For law firm patent attorneys navigating the surge of AI tools in legal practice, it’s tempting to view any automation as either a shortcut or a threat. But in patent drafting, where quality, nuance, and alignment with firm expectations are non-negotiable, the key question isn’t whether to use AI—it’s how.
That “how” often hinges on the nature of the loop: AI-in-the-loop versus human-in-the-loop. These phrases are often tossed around loosely, but they reflect fundamentally different models of work—and more importantly, different roles for the attorney.
In AI-in-the-loop systems—sometimes called copilot models—the human user drives the process. The AI sits passively in the passenger seat, offering real-time suggestions or completing snippets of text. Think autocomplete on steroids.
These tools can be useful for brainstorming or speeding up routine drafting tasks. But the quality of the output heavily depends on the skill and attentiveness of the user. An attorney/agent can easily accept boilerplate suggestions without sufficient scrutiny, leading to inconsistencies or errors. Worse, copilots typically lack the contextual memory to maintain alignment across a full application, let alone across a firm’s portfolio.
In practice, AI-in-the-loop systems are often best for individual productivity boosts, not for driving quality or consistency across a team or firm.

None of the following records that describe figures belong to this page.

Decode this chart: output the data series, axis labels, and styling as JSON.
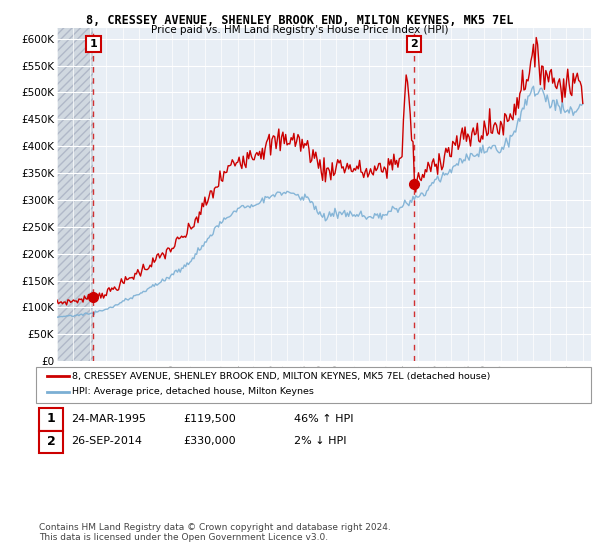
{
  "title": "8, CRESSEY AVENUE, SHENLEY BROOK END, MILTON KEYNES, MK5 7EL",
  "subtitle": "Price paid vs. HM Land Registry's House Price Index (HPI)",
  "legend_line1": "8, CRESSEY AVENUE, SHENLEY BROOK END, MILTON KEYNES, MK5 7EL (detached house)",
  "legend_line2": "HPI: Average price, detached house, Milton Keynes",
  "footer1": "Contains HM Land Registry data © Crown copyright and database right 2024.",
  "footer2": "This data is licensed under the Open Government Licence v3.0.",
  "sale1_date": "24-MAR-1995",
  "sale1_price": "£119,500",
  "sale1_hpi": "46% ↑ HPI",
  "sale2_date": "26-SEP-2014",
  "sale2_price": "£330,000",
  "sale2_hpi": "2% ↓ HPI",
  "ylim": [
    0,
    620000
  ],
  "yticks": [
    0,
    50000,
    100000,
    150000,
    200000,
    250000,
    300000,
    350000,
    400000,
    450000,
    500000,
    550000,
    600000
  ],
  "sale1_year": 1995.22,
  "sale1_value": 119500,
  "sale2_year": 2014.73,
  "sale2_value": 330000,
  "hpi_color": "#7BAFD4",
  "price_color": "#CC0000",
  "xlim_left": 1993.0,
  "xlim_right": 2025.5
}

By contrast, human-in-the-loop workflows invert the relationship. The AI takes on the role of a junior associate—capable of executing a structured drafting task end-to-end—while the attorney oversees and guides the work. These systems, sometimes called agentic AI, operate with a mission orientation. Instead of responding to reactive prompts, they interpret objectives, apply firm-specific standards, and produce coherent work product with internal consistency.
The attorney remains in control but directs their focus on review, refinement, and strategic judgment rather than mechanical authorship. In this model, quality is not only preserved—it can be institutionalized. Agentic systems can be configured to emulate the preferred drafting styles of a firm or client, reuse best-in-class phrasing, and adapt to different technical domains without losing structural fidelity.
In practice, human-in-the-loop systems enable centralized control over the drafting process while freeing attorneys from the grind work that rarely benefits from their highest-value expertise.
The “loop” metaphor only works if we clarify who or what is leading the process. In AI-in-the-loop systems, the attorney is doing the heavy lifting of prompting, editing, and steering output on the fly. The AI is reactive. In human-in-the-loop systems, the AI is doing the heavy lifting of synthesizing, structuring, and drafting autonomously, while the attorney supervises and elevates the work.
From a workflow perspective, this distinction has enormous consequences:
The most promising model is not simply AI-in-the-loop or human-in-the-loop; it’s expert-in-the-loop. This approach combines the scalability of agentic AI with the oversight and judgment of experienced practitioners. By configuring AI agents to handle the mechanical aspects of drafting and placing attorneys in a supervisory role, firms can deliver high-quality, firm-aligned applications faster and at lower cost.
The result is a redefined workflow: one that preserves attorney judgment where it matters most, leverages automation where it’s most effective, and ultimately raises the bar on both efficiency and quality.
For law firms seeking to adapt without compromising standards, the goal shouldn’t be to write less, but to write smarter. And that starts by putting the right expertise in the loop.